To better understand possible differences, the researchers reviewed data on 4,222 children diagnosed with cancer before age 20, from the period 1987-2012. Leukemia was the most common malignancy. About half (52%) of the children were male; 76% were non-Hispanic White, 9% Hispanic, 7% Asian, 5% Black, and 3% American Indian and Alaska Native.
Emerson and colleagues found that mortality was similar across racial and ethnic groups.

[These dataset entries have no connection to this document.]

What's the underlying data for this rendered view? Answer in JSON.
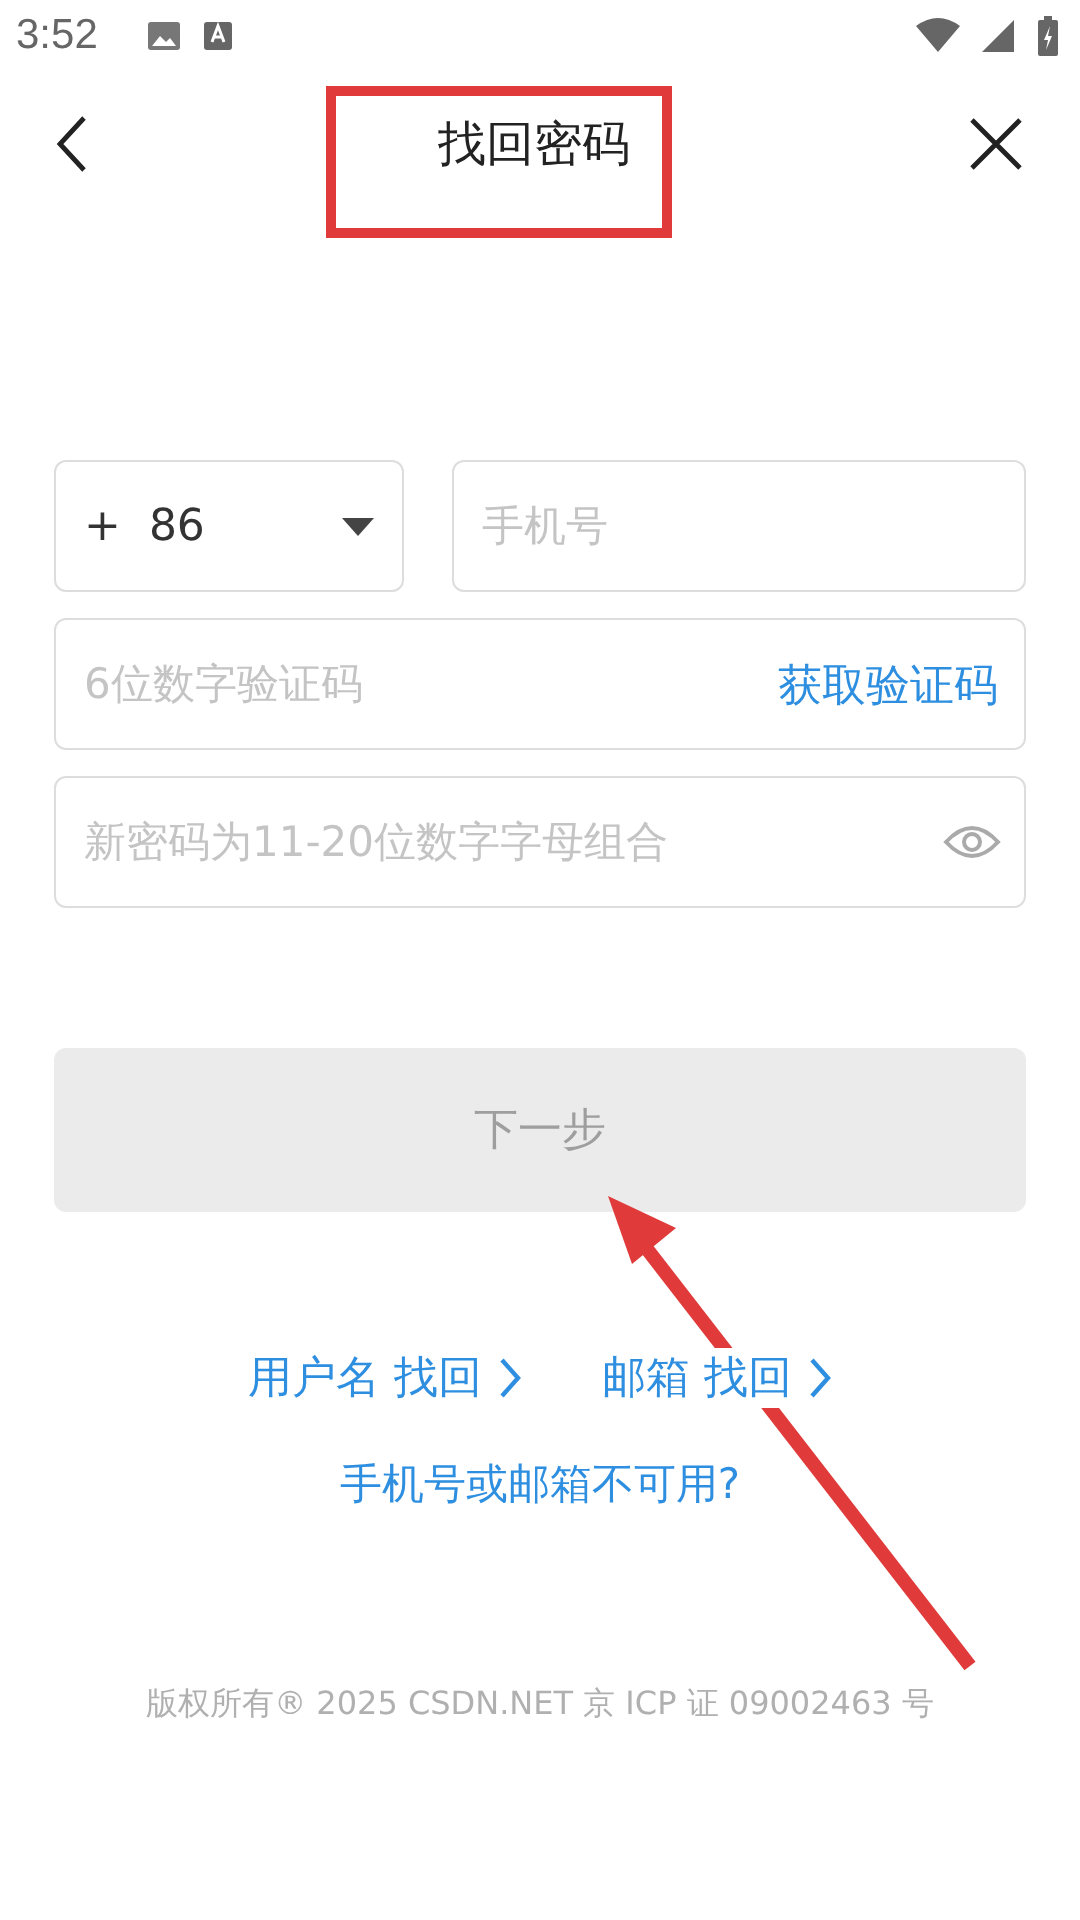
{
  "status_bar": {
    "time": "3:52"
  },
  "header": {
    "title": "找回密码"
  },
  "form": {
    "country": {
      "prefix": "+",
      "code": "86"
    },
    "phone": {
      "placeholder": "手机号"
    },
    "sms_code": {
      "placeholder": "6位数字验证码",
      "action": "获取验证码"
    },
    "password": {
      "placeholder": "新密码为11-20位数字字母组合"
    }
  },
  "next_button": {
    "label": "下一步",
    "disabled": true
  },
  "recover_links": [
    {
      "label": "用户名 找回"
    },
    {
      "label": "邮箱 找回"
    }
  ],
  "help_link": "手机号或邮箱不可用?",
  "footer": "版权所有® 2025 CSDN.NET 京 ICP 证 09002463 号"
}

Compared to non-Hispanic white childhood cancer survivors, hospitalization was 70% more common for American Indian and Alaska Native children (hazard ratio [HR]1.7) and 50% more common in black children (HR, 1.5) at least 5 years after diagnosis.
The data also suggests Hispanic children require more hospitalizations in the first 5 years after diagnosis, while American Indians and Alaskan Native and Black children are more likely to be hospitalized more often thereafter.

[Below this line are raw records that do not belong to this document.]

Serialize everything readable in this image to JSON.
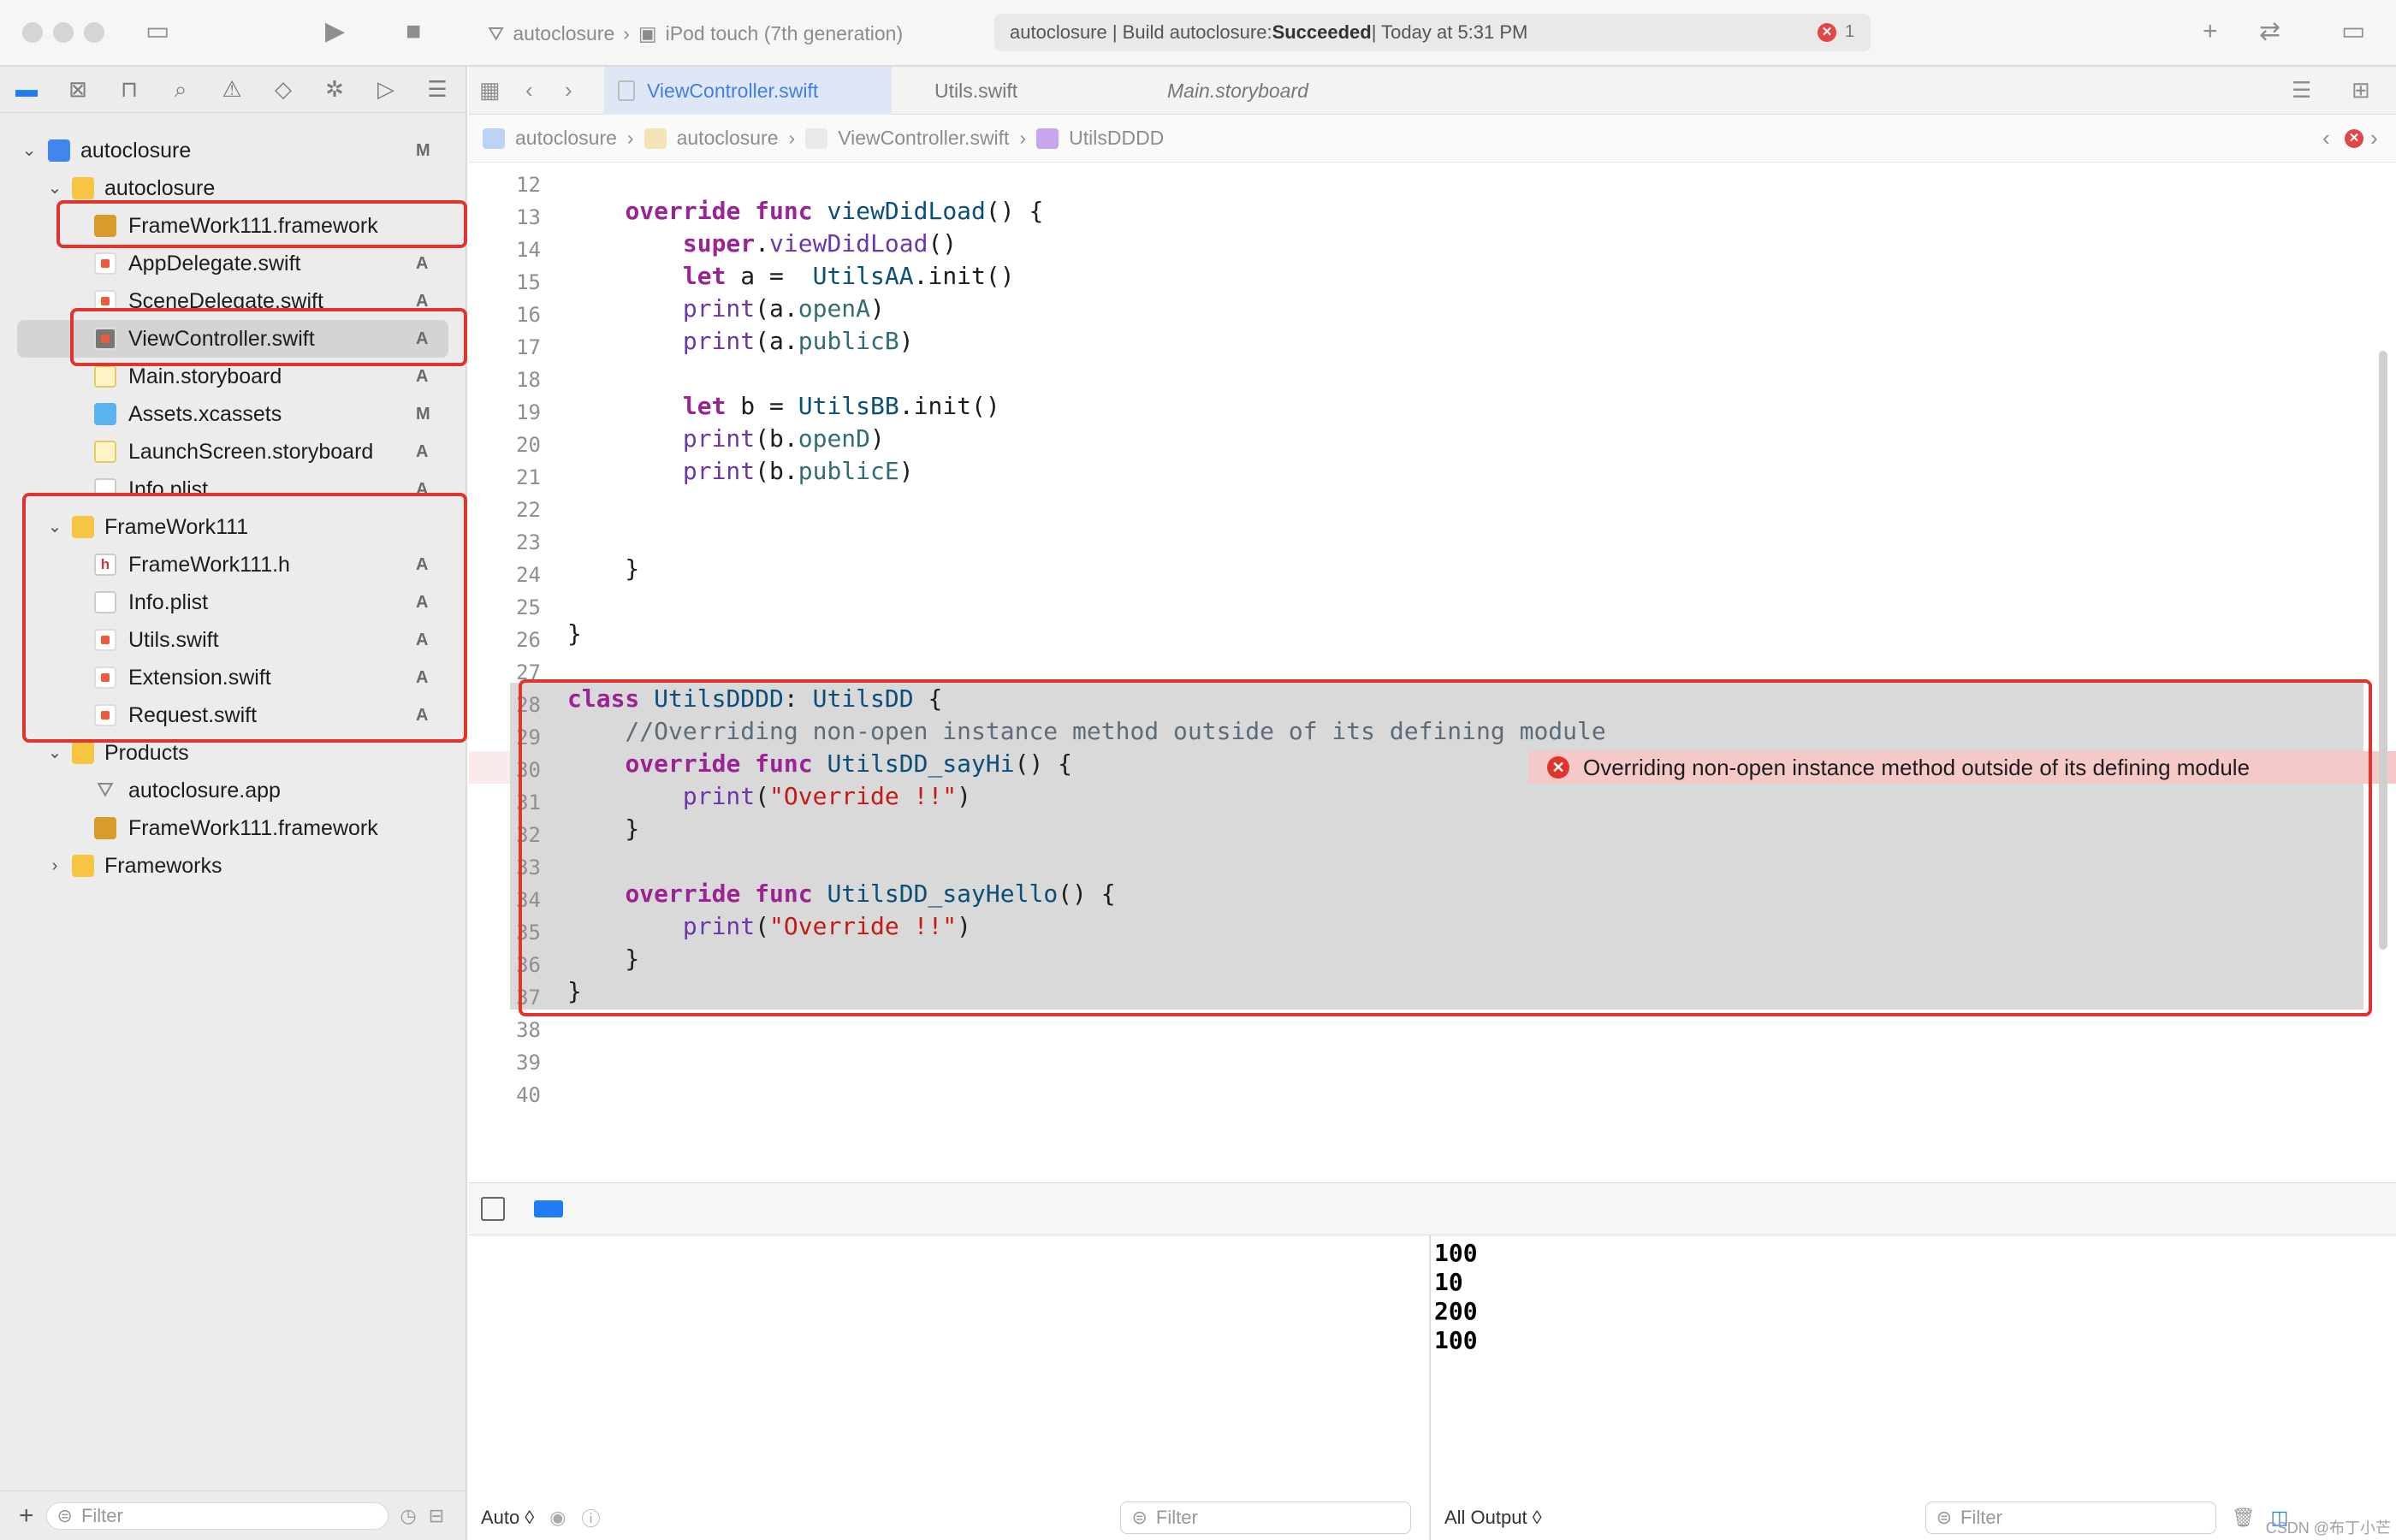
{
  "toolbar": {
    "scheme_project": "autoclosure",
    "scheme_device": "iPod touch (7th generation)",
    "activity_prefix": "autoclosure | Build autoclosure: ",
    "activity_status": "Succeeded",
    "activity_suffix": " | Today at 5:31 PM",
    "error_count": "1"
  },
  "navigator": {
    "rows": [
      {
        "label": "autoclosure",
        "status": "M"
      },
      {
        "label": "autoclosure",
        "status": ""
      },
      {
        "label": "FrameWork111.framework",
        "status": ""
      },
      {
        "label": "AppDelegate.swift",
        "status": "A"
      },
      {
        "label": "SceneDelegate.swift",
        "status": "A"
      },
      {
        "label": "ViewController.swift",
        "status": "A"
      },
      {
        "label": "Main.storyboard",
        "status": "A"
      },
      {
        "label": "Assets.xcassets",
        "status": "M"
      },
      {
        "label": "LaunchScreen.storyboard",
        "status": "A"
      },
      {
        "label": "Info.plist",
        "status": "A"
      },
      {
        "label": "FrameWork111",
        "status": ""
      },
      {
        "label": "FrameWork111.h",
        "status": "A"
      },
      {
        "label": "Info.plist",
        "status": "A"
      },
      {
        "label": "Utils.swift",
        "status": "A"
      },
      {
        "label": "Extension.swift",
        "status": "A"
      },
      {
        "label": "Request.swift",
        "status": "A"
      },
      {
        "label": "Products",
        "status": ""
      },
      {
        "label": "autoclosure.app",
        "status": ""
      },
      {
        "label": "FrameWork111.framework",
        "status": ""
      },
      {
        "label": "Frameworks",
        "status": ""
      }
    ],
    "filter_placeholder": "Filter"
  },
  "tabs": [
    "ViewController.swift",
    "Utils.swift",
    "Main.storyboard"
  ],
  "jumpbar": [
    "autoclosure",
    "autoclosure",
    "ViewController.swift",
    "UtilsDDDD"
  ],
  "editor": {
    "line_numbers": [
      "12",
      "13",
      "14",
      "15",
      "16",
      "17",
      "18",
      "19",
      "20",
      "21",
      "22",
      "23",
      "24",
      "25",
      "26",
      "27",
      "28",
      "29",
      "30",
      "31",
      "32",
      "33",
      "34",
      "35",
      "36",
      "37",
      "38",
      "39",
      "40"
    ],
    "error_message": "Overriding non-open instance method outside of its defining module"
  },
  "debug": {
    "output": [
      "100",
      "10",
      "200",
      "100"
    ],
    "auto_label": "Auto ◊",
    "filter_placeholder": "Filter",
    "all_output_label": "All Output ◊",
    "watermark": "CSDN @布丁小芒"
  },
  "colors": {
    "accent": "#1f7cf3",
    "highlight_red": "#e0352c",
    "selection_gray": "#d9d9d9"
  }
}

The pattern of cause-specific hospitalizations also varied by race.
Hispanic children had an increased risk of hospitalization due to infection (HR, 1.4), endocrine (HR, 1.3), haematological (HR, 1.3), respiratory (HR, 1.3) and digestive (HR, 1.2) disorders.
Childhood cancer survivors in American Indian and Alaskan Native Americans were at increased risk of infection (HR, 2.3), hematologic (HR, 3.0) and digestive disease (HR, 2.6).

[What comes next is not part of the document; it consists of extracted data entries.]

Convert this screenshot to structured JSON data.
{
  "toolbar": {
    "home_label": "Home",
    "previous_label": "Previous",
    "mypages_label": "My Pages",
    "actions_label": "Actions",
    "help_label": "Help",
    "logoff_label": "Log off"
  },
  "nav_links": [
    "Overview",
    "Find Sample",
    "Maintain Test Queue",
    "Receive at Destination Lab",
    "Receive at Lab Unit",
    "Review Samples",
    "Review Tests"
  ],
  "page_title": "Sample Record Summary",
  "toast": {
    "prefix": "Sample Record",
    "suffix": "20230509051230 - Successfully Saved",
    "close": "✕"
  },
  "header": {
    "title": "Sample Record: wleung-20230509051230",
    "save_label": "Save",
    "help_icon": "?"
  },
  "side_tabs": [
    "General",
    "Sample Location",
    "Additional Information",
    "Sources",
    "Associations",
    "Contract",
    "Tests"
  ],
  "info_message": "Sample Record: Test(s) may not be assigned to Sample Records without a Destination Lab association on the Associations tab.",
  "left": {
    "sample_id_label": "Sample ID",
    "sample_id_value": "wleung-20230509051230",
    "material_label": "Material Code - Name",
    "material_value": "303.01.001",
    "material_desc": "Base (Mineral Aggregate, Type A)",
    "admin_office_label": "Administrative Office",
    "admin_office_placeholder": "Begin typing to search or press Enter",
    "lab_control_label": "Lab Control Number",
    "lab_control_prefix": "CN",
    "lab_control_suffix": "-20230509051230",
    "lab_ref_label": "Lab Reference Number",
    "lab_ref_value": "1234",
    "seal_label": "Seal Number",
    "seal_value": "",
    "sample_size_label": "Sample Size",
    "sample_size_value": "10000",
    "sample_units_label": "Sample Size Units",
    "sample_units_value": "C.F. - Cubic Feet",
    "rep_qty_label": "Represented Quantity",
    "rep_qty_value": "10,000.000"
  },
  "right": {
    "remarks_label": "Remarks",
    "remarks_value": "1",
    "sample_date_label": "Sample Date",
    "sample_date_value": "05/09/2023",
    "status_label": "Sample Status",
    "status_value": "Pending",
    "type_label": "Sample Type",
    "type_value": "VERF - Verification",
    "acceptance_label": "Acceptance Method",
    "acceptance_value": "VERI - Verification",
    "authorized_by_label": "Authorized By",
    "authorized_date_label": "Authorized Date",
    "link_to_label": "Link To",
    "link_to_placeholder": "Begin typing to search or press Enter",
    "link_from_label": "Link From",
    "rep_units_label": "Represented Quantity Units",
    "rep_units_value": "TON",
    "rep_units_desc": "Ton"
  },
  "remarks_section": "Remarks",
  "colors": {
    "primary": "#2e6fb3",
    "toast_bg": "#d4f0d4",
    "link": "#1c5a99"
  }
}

When looking at cause-specific hospitalizations and deaths, some groups showed increased risks of death. For example, among survivors aged 5 or more, American Indian as well as Alaska Native (HR, 3.6) and Black (HR, 2.5) children had increased rates of mental health-related hospitalizations and deaths.
This study helps expand our understanding of the outcomes in childhood cancer survivors by race and ethnicity, and in particular for American Indian and Alaska Native children, a group that is rarely studied, Emerson noted.
With an estimated 483,000 childhood cancer survivors in the United States, and more children likely to survive in the coming years due to advances in therapies, these new data become particularly relevant.
The findings “underscore the long-term needs of racial and ethnic minority survivors and the need for attention from health care providers to monitor survivors’ status and inform appropriate interventions,” they say.
The study was supported by the Alex’s Lemonade Stand Foundation for Childhood Cancer; the National Cancer Institute’s Surveillance, Epidemiology, and End Results Program (SEER); Fred Hutchinson Cancer Research Center; and the Centers for Disease Control and Prevention. The authors reported no relevant financial relationships.